Lecture Date: March 26, 2015
This past April marked the eightieth anniversary of Stand Up and Cheer!—the movie that catapulted six-year-old Shirley Temple to unparalleled heights of stardom—and what would have been the eighty-sixth birthday of the child actor turned ambassador: Shirley Temple Black. During the Great Depression, Shirley Temple served as ambassador of cheer, thrift, and resilience to the American public. As John Kasson demonstrates in THE LITTLE GIRL WHO FOUGHT THE GREAT DEPRESSION: Shirley Temple and 1930s America (published in April 2014 by W. W. Norton & Company), an essential part of the nation’s recovery was the “circulation of a new emotional currency.” The politician who embodied this best was FDR; the entertainer who did so was Shirley Temple.
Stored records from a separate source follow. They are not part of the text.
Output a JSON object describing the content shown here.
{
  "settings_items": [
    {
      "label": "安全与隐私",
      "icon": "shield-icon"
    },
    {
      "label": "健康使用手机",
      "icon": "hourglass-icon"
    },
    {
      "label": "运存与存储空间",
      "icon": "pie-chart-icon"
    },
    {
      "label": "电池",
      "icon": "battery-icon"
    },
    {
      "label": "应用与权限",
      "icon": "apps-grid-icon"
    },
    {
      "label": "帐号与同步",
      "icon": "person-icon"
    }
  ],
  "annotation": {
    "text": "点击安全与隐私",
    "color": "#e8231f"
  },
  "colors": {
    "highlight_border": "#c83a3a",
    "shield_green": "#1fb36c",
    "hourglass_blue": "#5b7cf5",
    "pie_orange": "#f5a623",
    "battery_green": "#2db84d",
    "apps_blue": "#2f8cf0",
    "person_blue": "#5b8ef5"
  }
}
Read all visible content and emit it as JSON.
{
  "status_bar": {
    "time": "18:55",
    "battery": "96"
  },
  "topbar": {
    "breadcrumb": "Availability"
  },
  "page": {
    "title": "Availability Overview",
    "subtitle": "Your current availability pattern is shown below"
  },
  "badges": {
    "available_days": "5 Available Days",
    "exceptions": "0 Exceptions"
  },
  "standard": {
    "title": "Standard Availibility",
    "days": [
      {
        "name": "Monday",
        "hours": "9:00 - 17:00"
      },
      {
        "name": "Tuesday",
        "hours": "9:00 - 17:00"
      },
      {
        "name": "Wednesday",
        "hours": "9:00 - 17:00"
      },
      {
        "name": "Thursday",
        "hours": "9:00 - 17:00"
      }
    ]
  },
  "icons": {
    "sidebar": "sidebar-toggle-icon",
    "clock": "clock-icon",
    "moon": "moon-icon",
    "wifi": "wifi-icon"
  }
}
Indeed, this book reveals the ways in which Shirley’s work of emotional healing in her films (mending the rifts of estranged lovers, family members, and broken hearts) worked in tandem with Roosevelt and his New Deal policies to help Americans survive the hardships of the Great Depression. In his lecture, John Kasson will present aspects of his book, play songs, and show scenes from some of Shirley’s early films, including Stand Up and Cheer!, Little Miss Marker, and The Little Colonel.
Speaker: John Kasson
John Kasson has written widely on the cultural history of the United States. His new book, The Little Girl Who Fought the Great Depression: Shirley Temple and 1930s America, was published by W. W. Norton in April 2014. His previous books include: Houdini, Tarzan, and the Perfect Man: The White Male Body and the Challenge of Modernity in America (Hill & Wang, 2001);Rudeness and Civility: Manners in Nineteenth-Century Urban America (Hill & Wang, 1990); Amusing the Million: Coney Island at the Turn of the Century(Hill & Wang, 1978); and Civilizing the Machine: Technology and Republican Values in America, 1776-1900 (Grossman/Viking, 1976). He has held fellowships from the national Endowment for the Humanities, the National Humanities Center, the John Simon Guggenheim Foundation, and the Rockefeller Foundation, among other institutions. Since 1971 he has taught history and American studies at the University of North Carolina at Chapel Hill. He and his wife, the cultural historian Joy Kasson, have two children and one grandson.